Pour la pratique du vélo, il précise que l’adaptation de la communication est aussi nécessaire : « Les enjeux de communication sont essentiels pour aménager la pratique sportive sourde. Je me rappelle d’un épisode où je faisais du VVT. Mes collègues valides ont dit : « Hé les gars, on va vers la gauche plus loin » en pointant une direction du doigt . Tout de suite, je tourne à gauche… et me précipite vers une falaise ! Il y a une sensibilisation à exercer en continu pour faire changer les mentalités et adapter la communication. »
L’élite française du sport sourd capable
YES WE CAN ! Selon Arnaud Repellin : « On est capable, on le montre et on le fait ! » pourraient être les mots d’ordre des 56 athlètes français en partance pour le Brésil. En 2017, à Samsun en Turquie, ils avaient remporté 9 médailles, dont une en or. Cette année, ils visent encore plus haut, plus fort et plus d’or.
Les sportifs affiliés à la Fédération française handisport (FFH) représenteront dix disciplines : athlétisme, badminton, cyclisme, football, golf, judo, natation, tennis, tennis de table et volley. Parmi les 11 athlètes féminines sélectionnées pour les Deaflympics 2022, Makasidy Omar, explique que :
« Je pratique l’athlétisme depuis l’âge de 8 ans. Je suis licenciée à la fédération française handisport depuis 2013. À travers toutes ces années de pratique, l’athlétisme m’a transmis beaucoup de valeurs telles que : la solidarité, la force, le respect, le dépassement de soi et l’espoir. »

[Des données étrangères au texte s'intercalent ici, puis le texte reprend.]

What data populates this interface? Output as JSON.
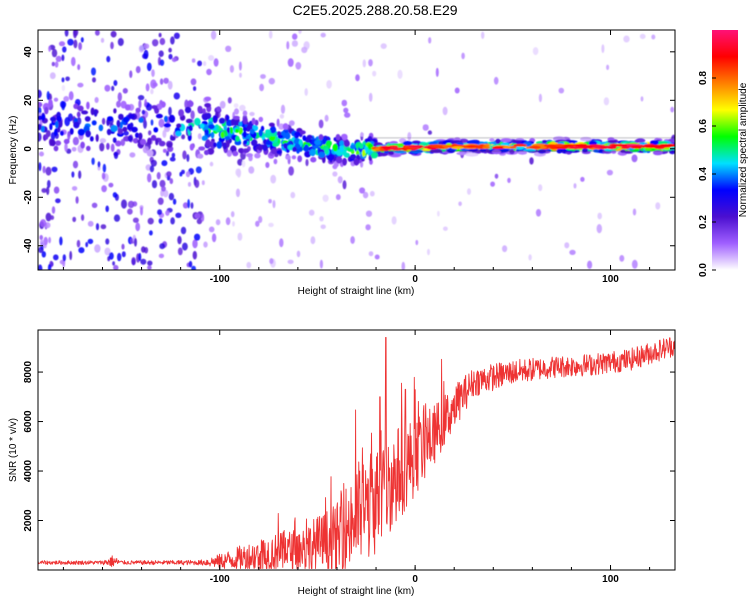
{
  "figure_title": "C2E5.2025.288.20.58.E29",
  "chart_data": [
    {
      "type": "heatmap",
      "title": "C2E5.2025.288.20.58.E29",
      "xlabel": "Height of straight line (km)",
      "ylabel": "Frequency (Hz)",
      "xlim": [
        -193,
        133
      ],
      "ylim": [
        -50,
        49
      ],
      "xticks": [
        -100,
        0,
        100
      ],
      "yticks": [
        -40,
        -20,
        0,
        20,
        40
      ],
      "xtick_labels": [
        "-100",
        "0",
        "100"
      ],
      "ytick_labels": [
        "-40",
        "-20",
        "0",
        "20",
        "40"
      ],
      "colorbar": {
        "label": "Normalized spectral amplitude",
        "range": [
          0,
          1
        ],
        "ticks": [
          0.0,
          0.2,
          0.4,
          0.6,
          0.8
        ],
        "tick_labels": [
          "0.0",
          "0.2",
          "0.4",
          "0.6",
          "0.8"
        ],
        "colors": [
          "#ffffff",
          "#a060ff",
          "#4b0fd0",
          "#0000ff",
          "#00e0ff",
          "#00ff00",
          "#ffff00",
          "#ff7f00",
          "#ff0000",
          "#ff1177"
        ]
      },
      "ridge": [
        {
          "x": -160,
          "f": 9,
          "a": 0.35
        },
        {
          "x": -130,
          "f": 9,
          "a": 0.38
        },
        {
          "x": -110,
          "f": 9,
          "a": 0.45
        },
        {
          "x": -100,
          "f": 8,
          "a": 0.55
        },
        {
          "x": -90,
          "f": 6,
          "a": 0.55
        },
        {
          "x": -80,
          "f": 5,
          "a": 0.5
        },
        {
          "x": -65,
          "f": 3,
          "a": 0.5
        },
        {
          "x": -50,
          "f": 1,
          "a": 0.55
        },
        {
          "x": -35,
          "f": -1,
          "a": 0.55
        },
        {
          "x": -20,
          "f": 0,
          "a": 0.75
        },
        {
          "x": 0,
          "f": 0.5,
          "a": 0.85
        },
        {
          "x": 20,
          "f": 1,
          "a": 0.7
        },
        {
          "x": 50,
          "f": 1,
          "a": 0.75
        },
        {
          "x": 80,
          "f": 1,
          "a": 0.8
        },
        {
          "x": 110,
          "f": 1,
          "a": 0.85
        },
        {
          "x": 133,
          "f": 1,
          "a": 0.8
        }
      ]
    },
    {
      "type": "line",
      "xlabel": "Height of straight line (km)",
      "ylabel": "SNR (10 * v/v)",
      "xlim": [
        -193,
        133
      ],
      "ylim": [
        0,
        9700
      ],
      "xticks": [
        -100,
        0,
        100
      ],
      "yticks": [
        2000,
        4000,
        6000,
        8000
      ],
      "xtick_labels": [
        "-100",
        "0",
        "100"
      ],
      "ytick_labels": [
        "2000",
        "4000",
        "6000",
        "8000"
      ],
      "series": [
        {
          "name": "SNR",
          "color": "#ee3333",
          "envelope": [
            {
              "x": -193,
              "y": 300,
              "n": 80
            },
            {
              "x": -160,
              "y": 300,
              "n": 80
            },
            {
              "x": -155,
              "y": 350,
              "n": 250
            },
            {
              "x": -150,
              "y": 300,
              "n": 80
            },
            {
              "x": -110,
              "y": 300,
              "n": 100
            },
            {
              "x": -100,
              "y": 350,
              "n": 300
            },
            {
              "x": -80,
              "y": 600,
              "n": 700
            },
            {
              "x": -60,
              "y": 800,
              "n": 900
            },
            {
              "x": -40,
              "y": 1200,
              "n": 1500
            },
            {
              "x": -30,
              "y": 2200,
              "n": 2200
            },
            {
              "x": -20,
              "y": 2800,
              "n": 2200
            },
            {
              "x": -10,
              "y": 3800,
              "n": 2000
            },
            {
              "x": 0,
              "y": 4600,
              "n": 1600
            },
            {
              "x": 10,
              "y": 5500,
              "n": 1200
            },
            {
              "x": 20,
              "y": 6600,
              "n": 900
            },
            {
              "x": 30,
              "y": 7600,
              "n": 600
            },
            {
              "x": 50,
              "y": 8000,
              "n": 500
            },
            {
              "x": 70,
              "y": 8200,
              "n": 450
            },
            {
              "x": 90,
              "y": 8300,
              "n": 450
            },
            {
              "x": 110,
              "y": 8500,
              "n": 450
            },
            {
              "x": 133,
              "y": 9100,
              "n": 450
            }
          ],
          "peaks": [
            {
              "x": -15,
              "y": 9400
            },
            {
              "x": -18,
              "y": 7000
            },
            {
              "x": -5,
              "y": 7300
            }
          ]
        }
      ]
    }
  ]
}
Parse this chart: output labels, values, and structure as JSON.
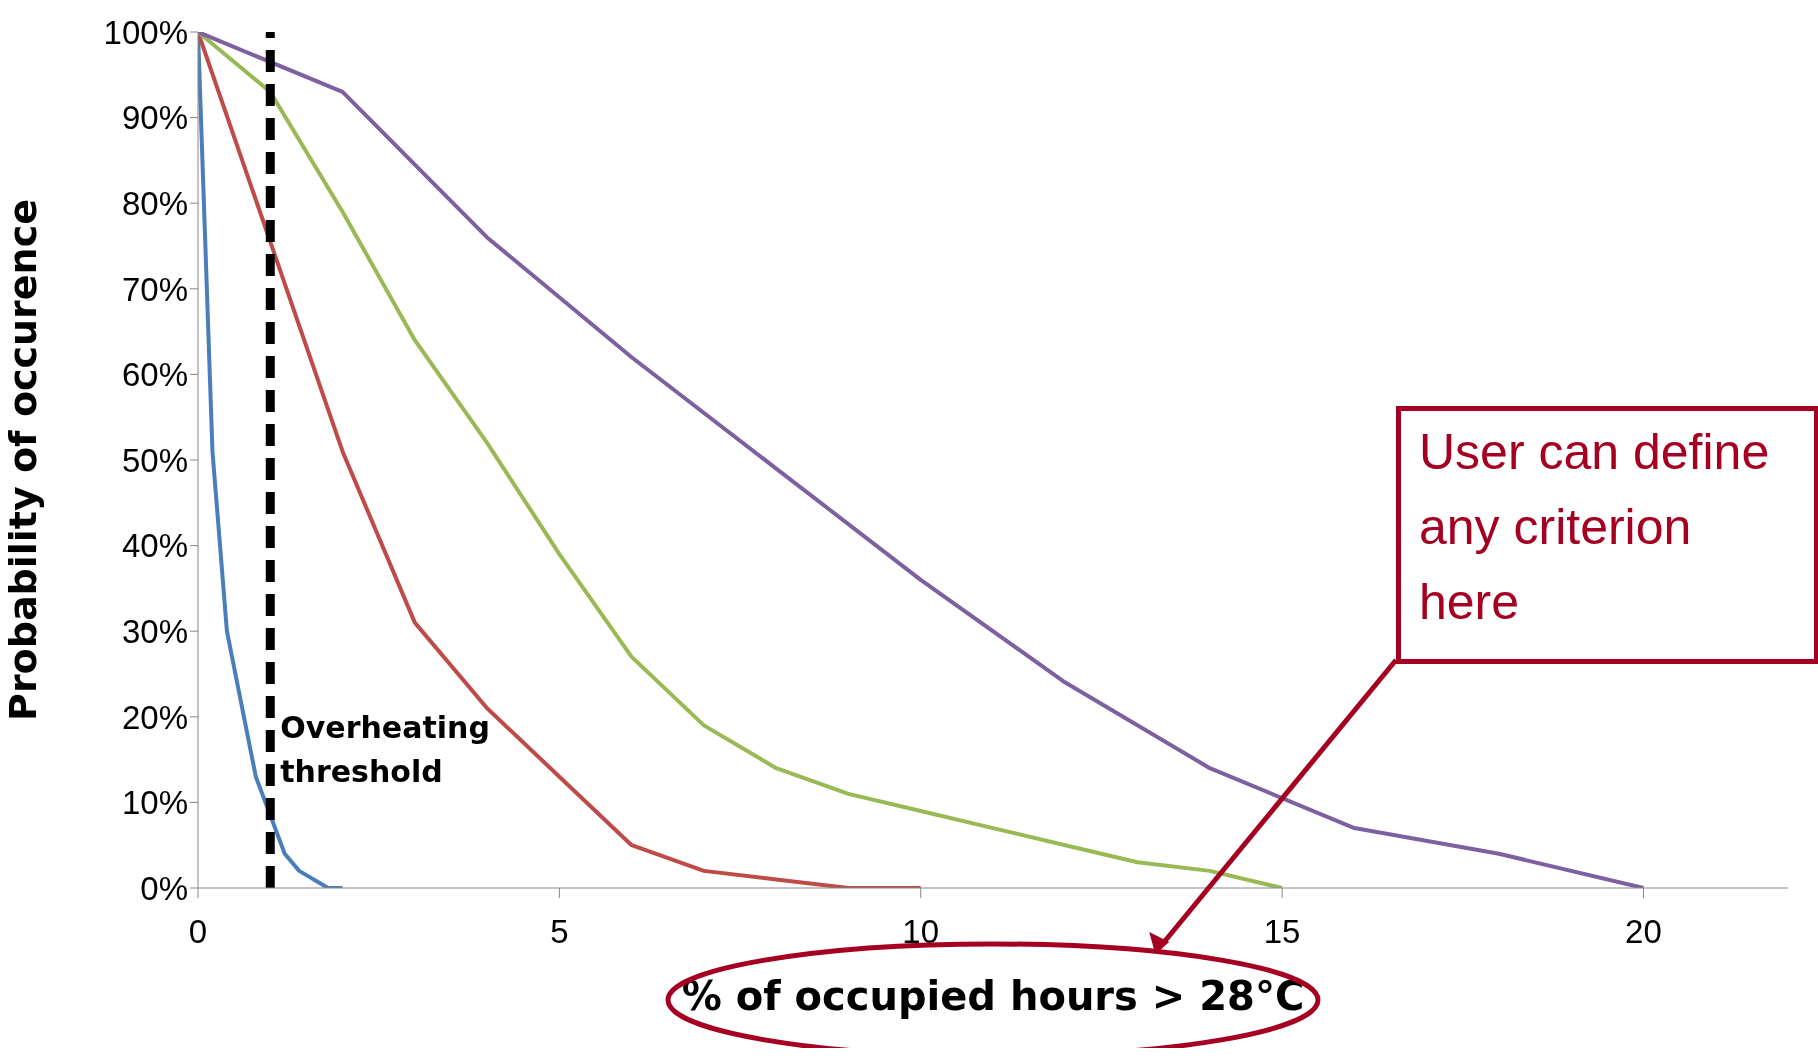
{
  "chart_data": {
    "type": "line",
    "xlabel": "% of occupied hours > 28°C",
    "ylabel": "Probability of occurence",
    "xlim": [
      0,
      22
    ],
    "xticks": [
      0,
      5,
      10,
      15,
      20
    ],
    "ylim": [
      0,
      100
    ],
    "yticks": [
      {
        "value": 0,
        "label": "0%"
      },
      {
        "value": 10,
        "label": "10%"
      },
      {
        "value": 20,
        "label": "20%"
      },
      {
        "value": 30,
        "label": "30%"
      },
      {
        "value": 40,
        "label": "40%"
      },
      {
        "value": 50,
        "label": "50%"
      },
      {
        "value": 60,
        "label": "60%"
      },
      {
        "value": 70,
        "label": "70%"
      },
      {
        "value": 80,
        "label": "80%"
      },
      {
        "value": 90,
        "label": "90%"
      },
      {
        "value": 100,
        "label": "100%"
      }
    ],
    "series": [
      {
        "color": "#4a7ebb",
        "x": [
          0,
          0.2,
          0.4,
          0.8,
          1.2,
          1.4,
          1.8,
          2
        ],
        "values": [
          100,
          51,
          30,
          13,
          4,
          2,
          0,
          0
        ]
      },
      {
        "color": "#be4b48",
        "x": [
          0,
          2,
          3,
          4,
          5,
          6,
          7,
          8,
          9,
          10
        ],
        "values": [
          100,
          51,
          31,
          21,
          13,
          5,
          2,
          1,
          0,
          0
        ]
      },
      {
        "color": "#98b954",
        "x": [
          0,
          1,
          2,
          3,
          4,
          5,
          6,
          7,
          8,
          9,
          10,
          11,
          12,
          13,
          14,
          15
        ],
        "values": [
          100,
          93,
          79,
          64,
          52,
          39,
          27,
          19,
          14,
          11,
          9,
          7,
          5,
          3,
          2,
          0
        ]
      },
      {
        "color": "#7d60a0",
        "x": [
          0,
          2,
          4,
          6,
          8,
          10,
          12,
          14,
          16,
          18,
          20
        ],
        "values": [
          100,
          93,
          76,
          62,
          49,
          36,
          24,
          14,
          7,
          4,
          0
        ]
      }
    ],
    "ref_lines": [
      {
        "axis": "x",
        "value": 1,
        "label": "Overheating threshold",
        "color": "#000000",
        "line_style": "dashed"
      }
    ],
    "annotations": [
      "User can define any criterion here"
    ]
  }
}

Marie Rivereau, perchiste sélectionnée pour les Deaflympics 2002 remarque : « La surdité est un handicap qui isole beaucoup. Notre participation aux Deaflympics permet qu’on lutte contre ça. Quand on était plus jeune, on souffrait, on se cherchait. Le fait de réussir dans quelque chose, ça nous fait dire que, même avec un handicap, on peut réussir aussi bien que les autres ! »
Le teaser des Deaflympics 2022 annonce : Attitude. Courage. Détermination. Concentration. Unité. Souhaitons à tous nos brillants athlètes d’emporter ces valeurs dans leurs bagages et de nous ramener de flamboyantes médailles ! GO les champion.nes !!!